Uploaded image for project: 'MariaDB Server'
  1. MariaDB Server
  2. MDEV-12556

Possible performance problem with recursive CTE and UNION involving TEXT/BLOB columns

Details

    Description

      The CTE below is intentionally endless. It's controlled by max_recursive_iterations, which works just fine.

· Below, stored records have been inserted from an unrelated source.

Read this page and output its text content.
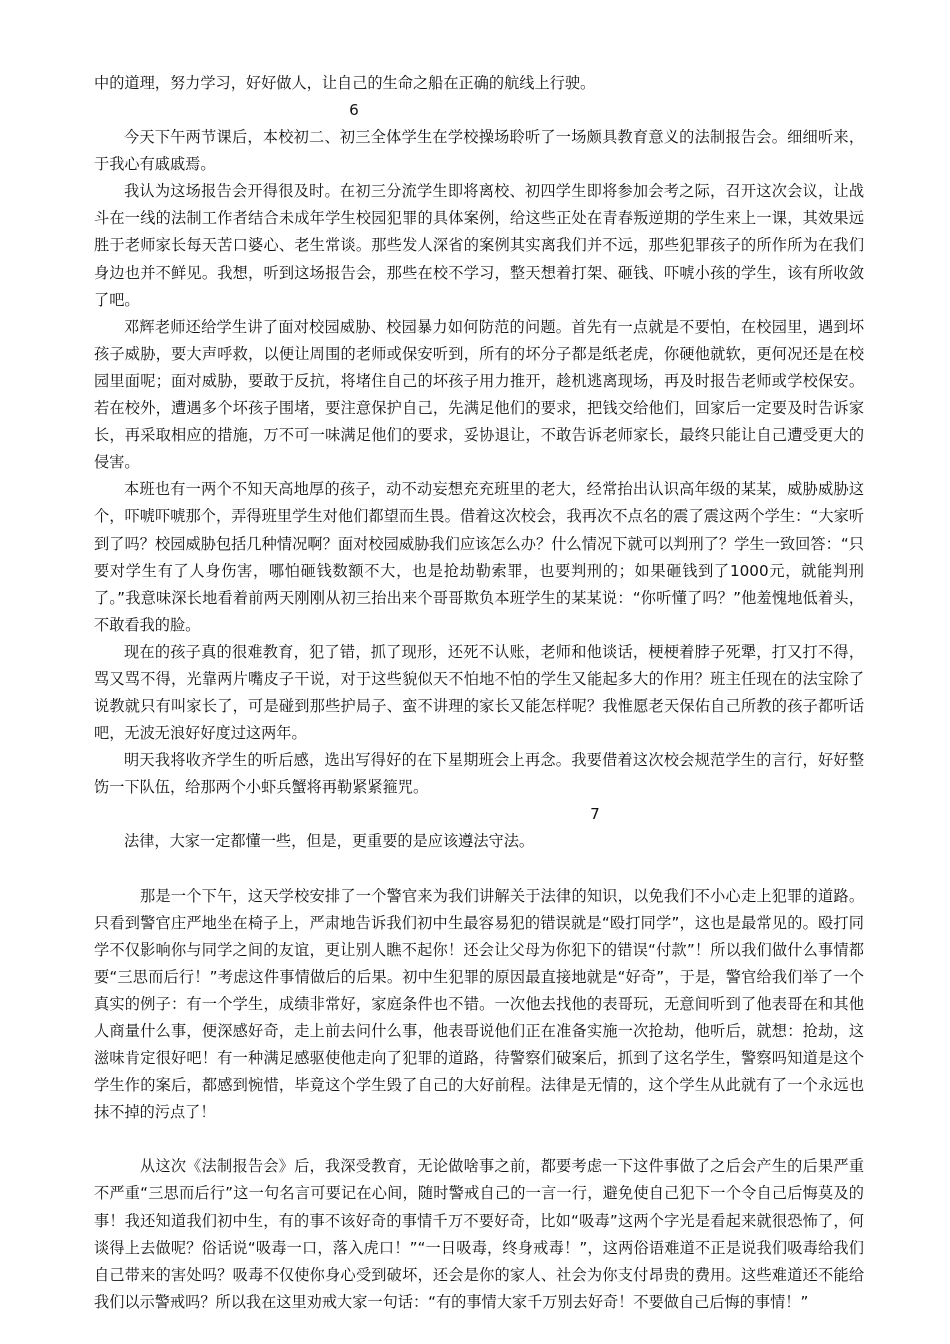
中的道理，努力学习，好好做人，让自己的生命之船在正确的航线上行驶。

6

今天下午两节课后，本校初二、初三全体学生在学校操场聆听了一场颇具教育意义的法制报告会。细细听来，于我心有戚戚焉。

我认为这场报告会开得很及时。在初三分流学生即将离校、初四学生即将参加会考之际，召开这次会议，让战斗在一线的法制工作者结合未成年学生校园犯罪的具体案例，给这些正处在青春叛逆期的学生来上一课，其效果远胜于老师家长每天苦口婆心、老生常谈。那些发人深省的案例其实离我们并不远，那些犯罪孩子的所作所为在我们身边也并不鲜见。我想，听到这场报告会，那些在校不学习，整天想着打架、砸钱、吓唬小孩的学生，该有所收敛了吧。

邓辉老师还给学生讲了面对校园威胁、校园暴力如何防范的问题。首先有一点就是不要怕，在校园里，遇到坏孩子威胁，要大声呼救，以便让周围的老师或保安听到，所有的坏分子都是纸老虎，你硬他就软，更何况还是在校园里面呢；面对威胁，要敢于反抗，将堵住自己的坏孩子用力推开，趁机逃离现场，再及时报告老师或学校保安。若在校外，遭遇多个坏孩子围堵，要注意保护自己，先满足他们的要求，把钱交给他们，回家后一定要及时告诉家长，再采取相应的措施，万不可一味满足他们的要求，妥协退让，不敢告诉老师家长，最终只能让自己遭受更大的侵害。

本班也有一两个不知天高地厚的孩子，动不动妄想充充班里的老大，经常抬出认识高年级的某某，威胁威胁这个，吓唬吓唬那个，弄得班里学生对他们都望而生畏。借着这次校会，我再次不点名的震了震这两个学生：“大家听到了吗？校园威胁包括几种情况啊？面对校园威胁我们应该怎么办？什么情况下就可以判刑了？学生一致回答：“只要对学生有了人身伤害，哪怕砸钱数额不大，也是抢劫勒索罪，也要判刑的；如果砸钱到了1000元，就能判刑了。”我意味深长地看着前两天刚刚从初三抬出来个哥哥欺负本班学生的某某说：“你听懂了吗？”他羞愧地低着头，不敢看我的脸。

现在的孩子真的很难教育，犯了错，抓了现形，还死不认账，老师和他谈话，梗梗着脖子死犟，打又打不得，骂又骂不得，光靠两片嘴皮子干说，对于这些貌似天不怕地不怕的学生又能起多大的作用？班主任现在的法宝除了说教就只有叫家长了，可是碰到那些护局子、蛮不讲理的家长又能怎样呢？我惟愿老天保佑自己所教的孩子都听话吧，无波无浪好好度过这两年。

明天我将收齐学生的听后感，选出写得好的在下星期班会上再念。我要借着这次校会规范学生的言行，好好整饬一下队伍，给那两个小虾兵蟹将再勒紧紧箍咒。

7

法律，大家一定都懂一些，但是，更重要的是应该遵法守法。

那是一个下午，这天学校安排了一个警官来为我们讲解关于法律的知识，以免我们不小心走上犯罪的道路。只看到警官庄严地坐在椅子上，严肃地告诉我们初中生最容易犯的错误就是“殴打同学”，这也是最常见的。殴打同学不仅影响你与同学之间的友谊，更让别人瞧不起你！还会让父母为你犯下的错误“付款”！所以我们做什么事情都要“三思而后行！”考虑这件事情做后的后果。初中生犯罪的原因最直接地就是“好奇”，于是，警官给我们举了一个真实的例子：有一个学生，成绩非常好，家庭条件也不错。一次他去找他的表哥玩，无意间听到了他表哥在和其他人商量什么事，便深感好奇，走上前去问什么事，他表哥说他们正在准备实施一次抢劫，他听后，就想：抢劫，这滋味肯定很好吧！有一种满足感驱使他走向了犯罪的道路，待警察们破案后，抓到了这名学生，警察吗知道是这个学生作的案后，都感到惋惜，毕竟这个学生毁了自己的大好前程。法律是无情的，这个学生从此就有了一个永远也抹不掉的污点了！

从这次《法制报告会》后，我深受教育，无论做啥事之前，都要考虑一下这件事做了之后会产生的后果严重不严重“三思而后行”这一句名言可要记在心间，随时警戒自己的一言一行，避免使自己犯下一个令自己后悔莫及的事！我还知道我们初中生，有的事不该好奇的事情千万不要好奇，比如“吸毒”这两个字光是看起来就很恐怖了，何谈得上去做呢？俗话说“吸毒一口，落入虎口！”“一日吸毒，终身戒毒！”，这两俗语难道不正是说我们吸毒给我们自己带来的害处吗？吸毒不仅使你身心受到破坏，还会是你的家人、社会为你支付昂贵的费用。这些难道还不能给我们以示警戒吗？所以我在这里劝戒大家一句话：“有的事情大家千万别去好奇！不要做自己后悔的事情！”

But the execution time is radically different, depending on whether we use a VARCHAR column, or a TEXT column of the same length.

      DROP TABLE IF EXISTS t;
      CREATE TABLE t (c1 VARCHAR(255), c2 TINYTEXT);
      INSERT INTO t VALUES ('a','a'),('b','b'),('c','c'),('d','d');
       
      SET max_recursive_iterations = 8;
       
      WITH RECURSIVE cte(f) AS (
        SELECT c2 FROM t
        UNION
        SELECT c2 FROM t, cte
      ) SELECT COUNT(*) FROM cte;
       
      WITH RECURSIVE cte(f) AS (
        SELECT c1 FROM t
        UNION
        SELECT c1 FROM t, cte
      ) SELECT COUNT(*) FROM cte;
      

      Result with TEXT column (15.23 sec)

      MariaDB [test]> WITH RECURSIVE cte(f) AS (
          ->   SELECT c2 FROM t
          ->   UNION
          ->   SELECT c2 FROM t, cte
          -> ) SELECT COUNT(*) FROM cte;
      +----------+
      | COUNT(*) |
      +----------+
      |        4 |
      +----------+
      1 row in set (15.23 sec)
      

      Result with VARCHAR column (0.01 sec)

      MariaDB [test]> WITH RECURSIVE cte(f) AS (
          ->   SELECT c1 FROM t
          ->   UNION
          ->   SELECT c1 FROM t, cte
          -> ) SELECT COUNT(*) FROM cte;
      +----------+
      | COUNT(*) |
      +----------+
      |        4 |
      +----------+
      1 row in set (0.01 sec)
      

      If I understand the idea, with UNION the temporary table should never grow above 4 rows, so there is no reason for such long execution time.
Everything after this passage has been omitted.